Krastev’s lecture
focused on the importance and influence of demography on contemporary politics.
It sought to weave together demographic trends – low fertility rates and aging
populations – with migratory flows, national identity, feelings of anxiety
about the future the nation, and warfare. He outlined the traits of his ‘last
man’. While Fukuyama’s ‘last man’ was satisfied but not ambitious, ‘married’ to
democracy but not in love with it, Krastev’s ‘last man’ is full of anxieties
and terrified that his nation is on the edge of extinction. He is the last
European, the last white man – terrified of the extinction of the political
power of his nation or race. Krastev characterised this as ‘demographic
bulimia’ – an anxious feeling driven by the perception that they are
simultaneously too many and too few people on a specific territory: too many of
‘them’ and too few of ‘us’.
The central argument of Krastev’s lecture was that demographic imagination is a new substitute for political ideology, and that demographic transition and democratic transition are closely interlinked.
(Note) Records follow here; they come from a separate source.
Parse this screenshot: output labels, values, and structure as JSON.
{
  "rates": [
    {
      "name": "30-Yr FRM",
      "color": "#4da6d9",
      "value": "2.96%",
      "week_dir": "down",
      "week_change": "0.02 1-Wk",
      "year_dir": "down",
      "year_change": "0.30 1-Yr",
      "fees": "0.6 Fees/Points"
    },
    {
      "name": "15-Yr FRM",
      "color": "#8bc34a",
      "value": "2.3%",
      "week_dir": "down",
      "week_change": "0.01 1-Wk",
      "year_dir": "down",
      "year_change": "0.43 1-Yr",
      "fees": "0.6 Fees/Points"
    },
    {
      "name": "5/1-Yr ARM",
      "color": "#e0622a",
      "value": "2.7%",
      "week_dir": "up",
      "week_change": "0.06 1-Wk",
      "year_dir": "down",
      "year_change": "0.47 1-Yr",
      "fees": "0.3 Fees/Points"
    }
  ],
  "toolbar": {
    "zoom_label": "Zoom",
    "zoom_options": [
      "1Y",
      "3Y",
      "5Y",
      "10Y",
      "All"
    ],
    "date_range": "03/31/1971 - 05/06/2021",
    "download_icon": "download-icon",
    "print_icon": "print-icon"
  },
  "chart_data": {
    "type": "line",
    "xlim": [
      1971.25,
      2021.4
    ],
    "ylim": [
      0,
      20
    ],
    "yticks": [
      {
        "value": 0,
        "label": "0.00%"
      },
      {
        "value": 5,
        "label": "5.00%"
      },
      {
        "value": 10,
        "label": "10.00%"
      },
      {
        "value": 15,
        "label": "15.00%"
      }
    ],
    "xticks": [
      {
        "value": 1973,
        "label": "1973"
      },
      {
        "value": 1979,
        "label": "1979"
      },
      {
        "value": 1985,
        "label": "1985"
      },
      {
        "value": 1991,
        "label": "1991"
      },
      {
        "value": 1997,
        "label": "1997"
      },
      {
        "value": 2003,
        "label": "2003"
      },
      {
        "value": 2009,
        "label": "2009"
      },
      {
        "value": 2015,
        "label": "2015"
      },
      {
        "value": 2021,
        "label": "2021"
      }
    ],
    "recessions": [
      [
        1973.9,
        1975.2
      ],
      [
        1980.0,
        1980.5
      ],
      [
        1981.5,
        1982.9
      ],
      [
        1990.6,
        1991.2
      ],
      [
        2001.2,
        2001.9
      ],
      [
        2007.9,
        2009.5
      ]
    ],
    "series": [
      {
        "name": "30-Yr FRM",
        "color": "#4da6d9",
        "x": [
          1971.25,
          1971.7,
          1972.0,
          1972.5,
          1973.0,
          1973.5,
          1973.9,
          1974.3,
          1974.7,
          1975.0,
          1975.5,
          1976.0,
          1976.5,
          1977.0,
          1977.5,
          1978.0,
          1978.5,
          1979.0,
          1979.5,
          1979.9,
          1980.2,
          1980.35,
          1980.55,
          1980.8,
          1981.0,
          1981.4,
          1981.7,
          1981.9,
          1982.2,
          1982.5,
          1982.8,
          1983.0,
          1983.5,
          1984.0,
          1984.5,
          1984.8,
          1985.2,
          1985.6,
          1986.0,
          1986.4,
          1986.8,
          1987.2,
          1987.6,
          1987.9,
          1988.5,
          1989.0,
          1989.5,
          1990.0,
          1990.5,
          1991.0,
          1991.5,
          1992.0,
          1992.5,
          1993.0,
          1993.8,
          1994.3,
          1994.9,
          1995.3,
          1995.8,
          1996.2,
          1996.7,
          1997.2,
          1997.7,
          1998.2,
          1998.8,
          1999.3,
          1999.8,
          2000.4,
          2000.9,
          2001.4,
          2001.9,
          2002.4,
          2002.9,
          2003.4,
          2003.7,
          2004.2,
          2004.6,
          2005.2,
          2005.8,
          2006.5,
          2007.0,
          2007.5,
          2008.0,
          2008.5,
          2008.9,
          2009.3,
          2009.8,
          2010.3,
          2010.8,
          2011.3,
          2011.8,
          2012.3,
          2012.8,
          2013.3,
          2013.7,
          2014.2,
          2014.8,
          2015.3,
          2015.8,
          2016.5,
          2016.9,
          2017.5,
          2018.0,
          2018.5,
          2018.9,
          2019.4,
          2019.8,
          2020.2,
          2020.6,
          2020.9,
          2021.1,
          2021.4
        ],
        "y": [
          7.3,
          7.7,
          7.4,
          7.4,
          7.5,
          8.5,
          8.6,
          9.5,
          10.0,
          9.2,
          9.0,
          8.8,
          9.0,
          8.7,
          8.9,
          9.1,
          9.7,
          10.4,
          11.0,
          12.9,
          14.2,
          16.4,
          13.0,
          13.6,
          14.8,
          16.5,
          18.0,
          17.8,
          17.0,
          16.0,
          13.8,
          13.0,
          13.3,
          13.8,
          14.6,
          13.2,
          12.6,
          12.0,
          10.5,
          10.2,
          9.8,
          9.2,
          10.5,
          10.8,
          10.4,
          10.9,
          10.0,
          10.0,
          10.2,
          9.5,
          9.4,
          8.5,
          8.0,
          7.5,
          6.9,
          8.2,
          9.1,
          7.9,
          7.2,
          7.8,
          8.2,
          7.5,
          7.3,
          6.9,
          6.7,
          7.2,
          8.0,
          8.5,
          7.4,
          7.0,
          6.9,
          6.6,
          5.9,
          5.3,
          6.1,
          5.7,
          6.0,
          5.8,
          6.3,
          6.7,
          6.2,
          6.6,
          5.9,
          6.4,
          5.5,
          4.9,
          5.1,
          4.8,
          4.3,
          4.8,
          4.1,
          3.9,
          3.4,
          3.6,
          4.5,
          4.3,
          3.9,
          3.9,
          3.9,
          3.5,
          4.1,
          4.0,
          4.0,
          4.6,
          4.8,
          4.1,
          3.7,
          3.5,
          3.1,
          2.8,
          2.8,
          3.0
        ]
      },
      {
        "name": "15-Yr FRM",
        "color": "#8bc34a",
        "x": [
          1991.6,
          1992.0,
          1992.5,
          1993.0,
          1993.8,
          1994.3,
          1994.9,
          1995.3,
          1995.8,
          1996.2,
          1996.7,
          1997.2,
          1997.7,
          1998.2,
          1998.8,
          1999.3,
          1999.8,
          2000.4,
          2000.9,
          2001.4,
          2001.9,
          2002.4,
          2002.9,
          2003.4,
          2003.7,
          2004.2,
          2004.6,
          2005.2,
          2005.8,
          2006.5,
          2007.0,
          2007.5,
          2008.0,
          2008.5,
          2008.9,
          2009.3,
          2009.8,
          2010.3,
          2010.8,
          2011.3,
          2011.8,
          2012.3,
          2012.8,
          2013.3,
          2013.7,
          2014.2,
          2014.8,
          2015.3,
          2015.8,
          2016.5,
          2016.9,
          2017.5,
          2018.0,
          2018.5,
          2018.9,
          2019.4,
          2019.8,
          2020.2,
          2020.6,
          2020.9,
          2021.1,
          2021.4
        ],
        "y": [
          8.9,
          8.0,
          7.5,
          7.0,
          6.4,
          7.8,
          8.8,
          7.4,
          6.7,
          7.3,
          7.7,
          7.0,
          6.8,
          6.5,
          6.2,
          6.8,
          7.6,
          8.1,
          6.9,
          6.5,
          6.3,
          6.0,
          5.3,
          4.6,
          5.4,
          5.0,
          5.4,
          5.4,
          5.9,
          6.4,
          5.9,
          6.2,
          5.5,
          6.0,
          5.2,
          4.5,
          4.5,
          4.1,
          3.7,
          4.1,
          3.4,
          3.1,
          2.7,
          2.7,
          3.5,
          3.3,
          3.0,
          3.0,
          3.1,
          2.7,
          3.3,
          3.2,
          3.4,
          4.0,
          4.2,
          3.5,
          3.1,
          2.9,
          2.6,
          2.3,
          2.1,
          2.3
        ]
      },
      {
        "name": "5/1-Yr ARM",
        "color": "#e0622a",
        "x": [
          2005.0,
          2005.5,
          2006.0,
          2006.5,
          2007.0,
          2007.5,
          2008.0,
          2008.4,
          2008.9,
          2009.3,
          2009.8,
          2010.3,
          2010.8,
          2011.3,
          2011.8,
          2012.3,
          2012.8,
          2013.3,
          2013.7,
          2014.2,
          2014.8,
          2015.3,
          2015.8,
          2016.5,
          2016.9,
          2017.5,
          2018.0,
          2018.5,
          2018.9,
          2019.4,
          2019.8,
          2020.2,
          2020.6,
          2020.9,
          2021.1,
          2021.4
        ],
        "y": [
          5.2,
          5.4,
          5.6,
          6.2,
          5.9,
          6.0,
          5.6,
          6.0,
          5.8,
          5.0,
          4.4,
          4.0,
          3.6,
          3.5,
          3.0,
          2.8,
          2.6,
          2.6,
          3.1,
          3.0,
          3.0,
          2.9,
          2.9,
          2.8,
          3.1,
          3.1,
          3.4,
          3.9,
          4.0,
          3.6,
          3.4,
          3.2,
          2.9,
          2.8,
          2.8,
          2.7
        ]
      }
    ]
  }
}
He substantiated his central argument by positing that: (1) demography and demographic imagination are key to understand the changes in both domestic and international politics; (2) while demographic change will affect both authoritarian and democratic regimes, at least initially it will have much more destabilising effect on democracies; (3) demographic changes and the need of migration that they bring put the focus on the rights of the majorities and as a result they expose the two conflicting notions of ‘the majority’ – the ethnic majority and the electoral majority; (4) while demographic anxiety fuels political support for the far right both in Eastern and the Western Europe, the fears in these geographical areas lead to two different types of illiberal regimes.